One of the things impeding my progress on my 2017 North Carolina State Fair project has been the fact that the pieces of the center panel have been under a pile of other more recent crochet projects, protected from complete chaos by two carefully placed beach towels — the table top was rendered invisible.
Yesterday, after running up and down the stairs what felt like a thousand times or so, I finally hit table top:

Having successfully unearthed the pieces that most need my attention, I went back up the stairs in search of my go-to needlecraft book. It doesn’t specialize, instead it covers (in general terms) everything: knitting, crochet, embroidery, cross stitch, sewing, quilting. It is the book I turn to when I have no idea what questions I should ask, and to my relief, I found it in under five minutes, which — if you could see the entropy into which my crochet empire has devolved — you would realize is (relatively speaking) practically the speed of light.
So with the pieces unearthed, and the encyclopedic needlecraft handbook at my side:

I was once again able to resume work on the pieces themselves.
Most of the pieces I have left are placing dependent. In other words, I can’t begin embroidering on them until I know where they are going to be placed and in which direction they will be oriented, so the two pieces I had that were symmetrical jumped out at me.
One was this bow shape that I crocheted from burgundy yarn:

And the other was this multicolor fan that I had crocheted from a variety of yarns:

Completely out of last years’ “embroidery on crochet” groove I had found in the count down to the state fair, I was unsure how to proceed with the pieces.
This is where the needlecraft book came in handy.
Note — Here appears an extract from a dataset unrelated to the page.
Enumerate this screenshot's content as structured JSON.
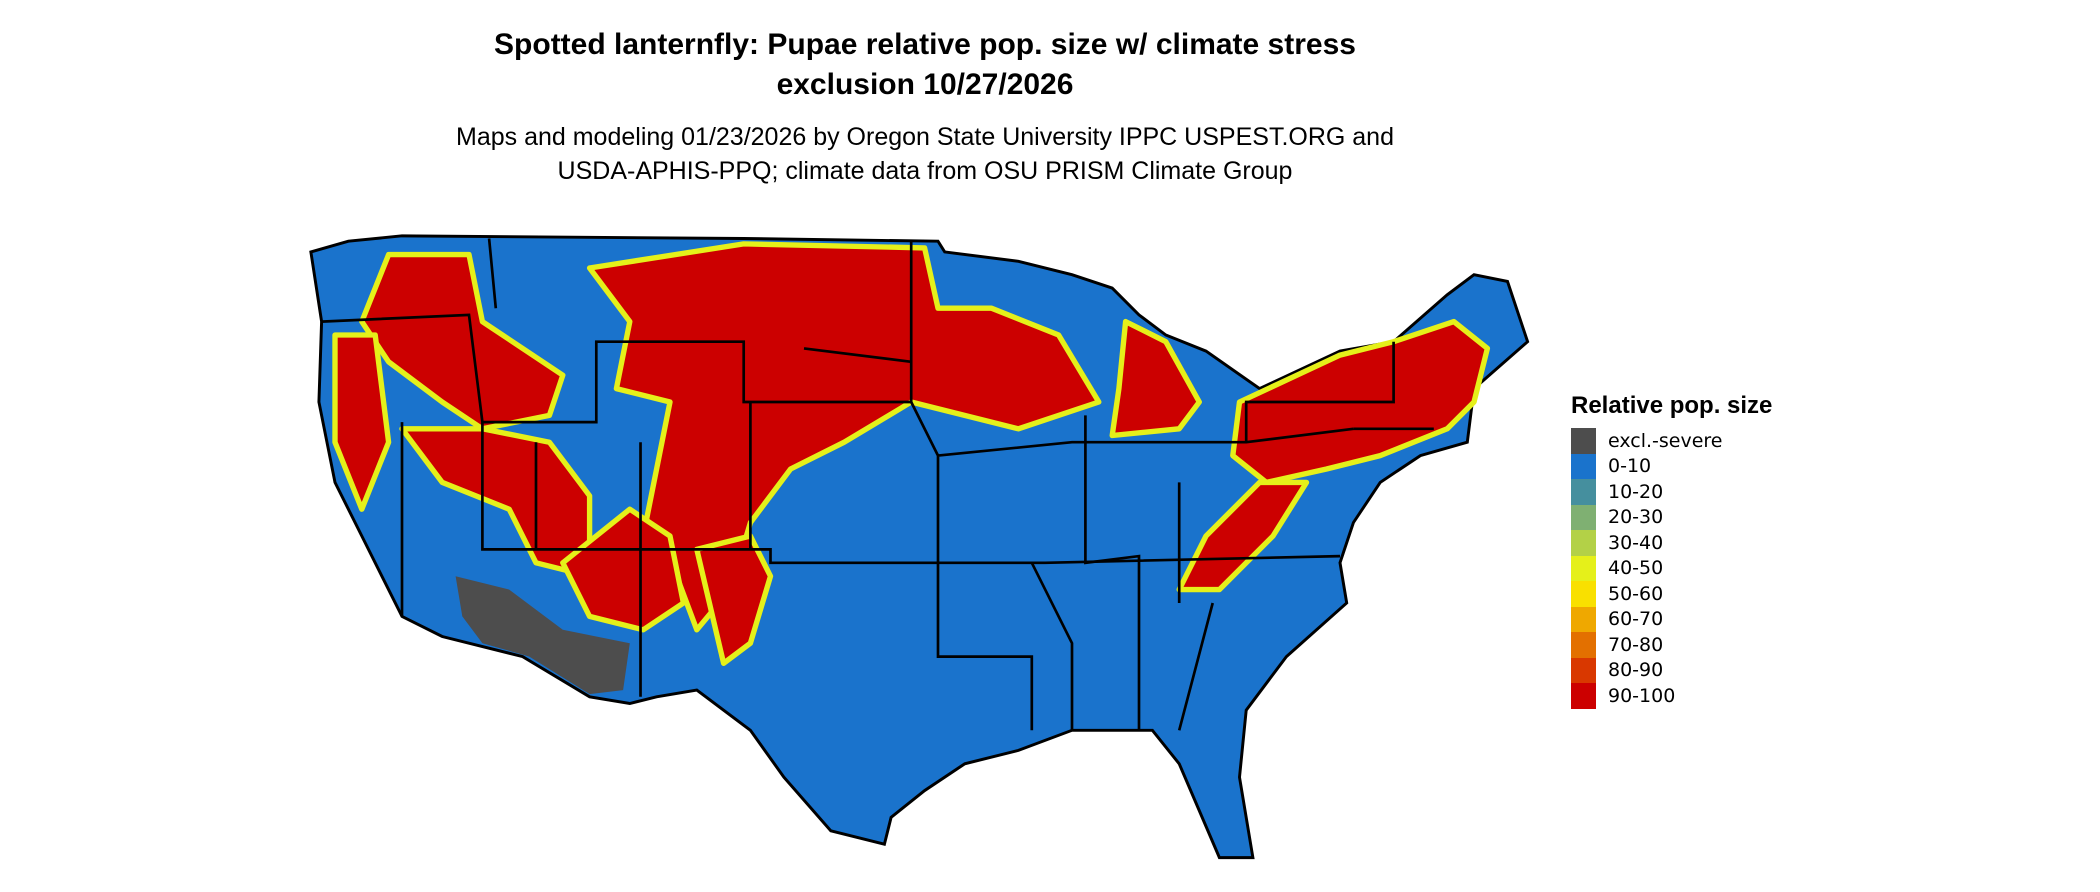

After looking over the embroidery pages, I decided to begin modestly with a couched stitch in which I made small stitches over a strand of yarn that had been laid across the top of the crochet crazy quilt piece:

and while it didn’t, to my eye, looked tricked out enough, I left any further tricking out of the edges for later when the piece is joined.
Having made progress on one piece, I used that mojo to begin work on the fan, and while I didn’t get very far, I did make forward progress, and fell in love (once again) with the scroll stitch:

There is still a lot of work to be done, but tomorrow, when the sun rises on the new day, there will still be eleven crochet days left to August, and my hope is that I can put all of them to good use.